Le programme triennal de recherche au sein du Palais, à Poitiers, se termine samedi. Les archéologues ont pu ausculter en détail le bâti de ce monument classé, qui a rempli de nombreuses fonctions au fil des siècles.
Les premières investigations ont débuté en 2019. Quatre ans plus tard -la triennale a pris un an de plus en raison du Covid-, les dernières fouilles touchent à leur fin dans la tour Maubergeon et le corps de Logis du Palais, à Poitiers. « Le travail collectif a une grande importance, souligne Nicolas Prouteau, maître de conférences en histoire médiévale à l’université de Poitiers et directeur du programme de recherche. Il y a trois semaines, nous avons reçu Bénédicte Fillion-Braguet, spécialiste de l’architecture monumentale. Elle nous a permis d’identifier quels chapiteaux étaient authentiques ou rénovés dans la salle des pas perdus. »
Afin d’étudier efficacement ce vaste ensemble de 6 000m2 et ses 380 salles, les chantiers ont accueilli chaque année une centaine d’étudiants bénévoles rattachés au Centre d'études supérieures de civilisation médiévale de l’université et du CNRS.
Archéologues des hauteurs
Parmi eux, Clément Armand, doctorant et référent depuis quatre ans au Palais, a suivi plusieurs étudiants. Il accompagne Ilona, en master 2 mondes médiévaux, dans son étude des marques lapidaires sur les murs de la salle Jeanne-d’Arc. Ce sont des gravures laissées dans la pierre par les artisans au moment de la construction, en guise de signature. Il s’agit d’archéologie du bâti, une discipline plutôt récente qui s’attarde sur l’étude approfondie des hauteurs plutôt que sur le contenu du sol. « C’est difficile au début, avec beaucoup d’informations d’un coup, toutes les époques se mélangent, témoigne la jeune femme. C’est très formateur. » Les étudiants ont procédé méthodiquement, en commençant par les piliers, puis les portes, les fenêtres, les murs…
« On peut identifier la marque de Guy de Dammartin, maître d’œuvre du comte de Poitiers Jean de France, indique Nicolas Prouteau. Cette construction est d’une telle importance que les meilleurs artisans européens sont sollicités. On est aidés par les textes, le chantier du Palais est très documenté entre 1382 et 1389. »

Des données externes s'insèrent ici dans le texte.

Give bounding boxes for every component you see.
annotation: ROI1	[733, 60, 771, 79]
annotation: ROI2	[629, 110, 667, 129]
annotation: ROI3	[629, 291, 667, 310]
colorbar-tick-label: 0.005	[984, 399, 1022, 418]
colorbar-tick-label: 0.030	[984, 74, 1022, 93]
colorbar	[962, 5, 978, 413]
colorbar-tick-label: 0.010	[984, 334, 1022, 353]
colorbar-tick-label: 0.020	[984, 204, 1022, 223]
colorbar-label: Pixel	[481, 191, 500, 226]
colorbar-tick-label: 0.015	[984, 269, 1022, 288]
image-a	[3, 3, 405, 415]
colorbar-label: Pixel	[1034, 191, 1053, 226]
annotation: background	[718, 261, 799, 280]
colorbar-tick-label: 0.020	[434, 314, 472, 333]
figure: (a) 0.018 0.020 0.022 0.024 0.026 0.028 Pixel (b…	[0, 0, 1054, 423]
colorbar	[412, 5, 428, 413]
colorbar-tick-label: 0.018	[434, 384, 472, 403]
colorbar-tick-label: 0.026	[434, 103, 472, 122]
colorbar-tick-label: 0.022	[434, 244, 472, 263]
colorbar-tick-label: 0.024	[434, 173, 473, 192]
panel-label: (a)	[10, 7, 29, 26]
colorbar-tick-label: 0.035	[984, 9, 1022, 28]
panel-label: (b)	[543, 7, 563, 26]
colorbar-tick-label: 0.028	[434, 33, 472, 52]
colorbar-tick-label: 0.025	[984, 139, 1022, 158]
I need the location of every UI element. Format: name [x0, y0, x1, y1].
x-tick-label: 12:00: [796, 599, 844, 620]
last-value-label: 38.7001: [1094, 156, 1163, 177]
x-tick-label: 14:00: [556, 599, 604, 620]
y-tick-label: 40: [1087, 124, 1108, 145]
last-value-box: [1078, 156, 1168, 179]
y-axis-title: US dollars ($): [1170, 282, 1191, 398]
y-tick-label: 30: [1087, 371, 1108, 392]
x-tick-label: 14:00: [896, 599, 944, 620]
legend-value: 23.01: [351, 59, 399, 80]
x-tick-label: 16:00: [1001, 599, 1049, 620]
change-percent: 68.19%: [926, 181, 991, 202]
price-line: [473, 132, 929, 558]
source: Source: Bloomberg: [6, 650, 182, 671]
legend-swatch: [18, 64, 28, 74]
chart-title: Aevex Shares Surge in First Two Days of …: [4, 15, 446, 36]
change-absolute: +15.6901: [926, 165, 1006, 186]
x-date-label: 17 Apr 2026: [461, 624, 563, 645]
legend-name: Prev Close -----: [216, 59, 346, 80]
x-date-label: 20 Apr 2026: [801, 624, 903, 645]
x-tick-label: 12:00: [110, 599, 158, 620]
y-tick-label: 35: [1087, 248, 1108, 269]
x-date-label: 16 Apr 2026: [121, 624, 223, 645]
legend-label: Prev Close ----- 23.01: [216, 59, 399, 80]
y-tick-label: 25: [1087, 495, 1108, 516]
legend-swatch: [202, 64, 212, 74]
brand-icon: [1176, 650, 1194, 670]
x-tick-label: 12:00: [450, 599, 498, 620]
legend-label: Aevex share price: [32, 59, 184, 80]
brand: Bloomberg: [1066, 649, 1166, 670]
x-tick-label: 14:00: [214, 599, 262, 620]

« Il faut avoir le nez dans le mur »
L’archéologie du bâti consiste à « décortiquer les différentes phases de restauration au cours des siècles », résume Clément. Outre ce minutieux travail d’enquête, les murs de la salle Jeanne d’Arc ont révélé des surprises. Comme les restes d’une épure, sur le mur adjacent d’une fenêtre au style gothique. « Ce sont des tracés préparatoires réalisés par les artisans pour bâtir des fenêtres complexes au XIVe siècle », précise Nicolas Prouteau. Ou encore, ce graffiti discret d’un lapin, gravé à hauteur d’homme, visible seulement si on l’éclaire de près. « On a pourtant passé du temps dans cette salle, mais sans échafaudages, on serait passé à côté de beaucoup de choses. Il faut avoir le nez dans le mur, la photo ne suffit pas. »
Quant à l’année 2024, elle sera celle des rapports de fouilles et des publications de résultats. Avec l’objectif de mettre à jour les connaissances sur le Palais. « Régulièrement, on informe les médiateurs de nos conclusions. Mais le but, c’est que les restaurateurs connaissent nos recherches et adaptent leur plan de réhabilitation du Palais », qui doit commencer l’année prochaine.
Des visites gratuites des chantiers sont programmées jusqu’au 27 octobre, tous les vendredis à 12h30. Sur inscription à l’accueil du Palais ou au 06 75 32 16 64.